Note that the shape of the results are determined by the shape of model_parameters:

>>> data = np.array([1, 2])
>>> model_parameters = np.array([3])
>>> x, y = build_poissonian_likelihood(data, model_parameters)
>>> print(x)
[[1]
 [2]]
>>> print(y)
[[0.14936121]
 [0.22404181]]

Probabilities computed from values and parameters distributed along a 1D grid of bins:

>>> model_parameters = np.array([0.1, 0.2, 0.3, 0.4, 0.5, 0.6])
>>> data = np.array([1, 2, 3, 4, 5, 6])
>>> x, y = build_poissonian_likelihood(data, model_parameters)
>>> print(x)
[[1 2 3 4 5 6]]
>>> print(y)
[[9.04837418e-02 1.63746151e-02 3.33368199e-03 7.15008049e-04
  1.57950693e-04 3.55629940e-05]]

Probabilities computed from values and parameters distributed across a 2D grid of bins:

>>> data = np.array([[1, 2, 3], [4, 5, 6]])
>>> model_parameters = np.array([[0.1, 0.2, 0.3], [0.4, 0.5, 0.6]])
>>> x, y = build_poissonian_likelihood(data, model_parameters)
>>> print(x)
[[[1 2 3]
  [4 5 6]]]
>>> print(y)
[[[9.04837418e-02 1.63746151e-02 3.33368199e-03]
  [7.15008049e-04 1.57950693e-04 3.55629940e-05]]]
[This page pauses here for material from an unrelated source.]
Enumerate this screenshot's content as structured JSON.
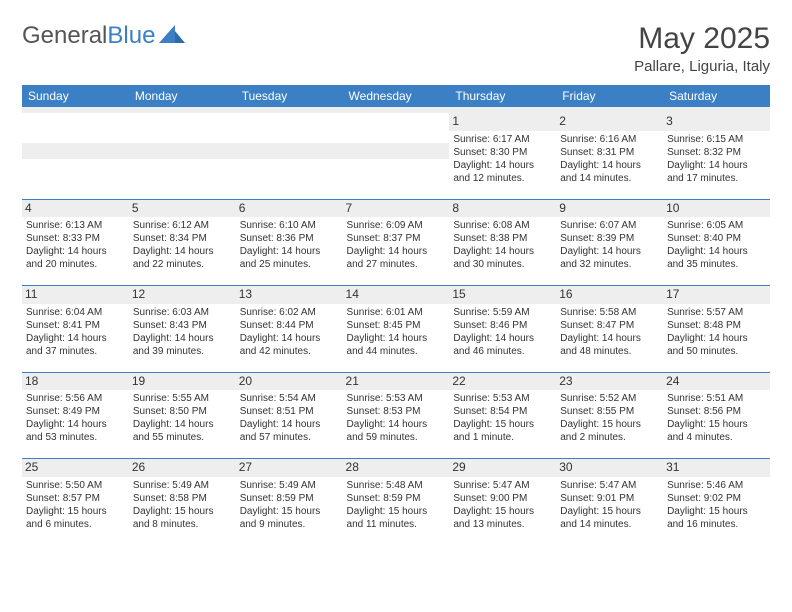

Combining multiple data values on the same grid with the same Poissonian means:

>>> val1 = np.array([[1, 2, 3], [4, 5, 6]])
>>> val2 = np.array([[7, 8, 9], [10, 11, 12]])
>>> data = np.array([val1, val2])
>>> model_parameters = np.array([[0.1, 0.2, 0.3,], [0.4, 0.5, 0.6]])
>>> x, y = build_poissonian_likelihood(data, model_parameters)
>>> print(x)
[[[ 1  2  3]
  [ 4  5  6]]

 [[ 7  8  9]
  [10 11 12]]]
>>> print(y)
 [[[9.04837418e-02 1.63746151e-02 3.33368199e-03]
  [7.15008049e-04 1.57950693e-04 3.55629940e-05]]

 [[1.79531234e-11 5.19829050e-11 4.01827740e-11]
  [1.93695302e-11 7.41937101e-12 2.49402815e-12]]]

The same result can be obtained by supplying the data in a flattened array:

>>> data = np.array([1, 2, 3, 4, 5, 6, 7, 8, 9, 10, 11, 12])
>>> x, y = build_poissonian_likelihood(data, model_parameters)
>>> print(x)
[[[ 1  2  3]
  [ 4  5  6]]

 [[ 7  8  9]
  [10 11 12]]]
>>> print(y)
 [[[9.04837418e-02 1.63746151e-02 3.33368199e-03]
  [7.15008049e-04 1.57950693e-04 3.55629940e-05]]

 [[1.79531234e-11 5.19829050e-11 4.01827740e-11]
  [1.93695302e-11 7.41937101e-12 2.49402815e-12]]]
derivkit.forecasting.likelihoods.multinomial(*args, **kwargs)

This is a placeholder for a Multinomial likelihood function.

derivkit.forecasting.likelihoods.sellentin_heavens(*args, **kwargs)

This is a placeholder for the Sellentin-Heavens likelihood function.

derivkit.forecasting.likelihoods.student_t(*args, **kwargs)

This is a placeholder for a Student’s t-distribution likelihood function.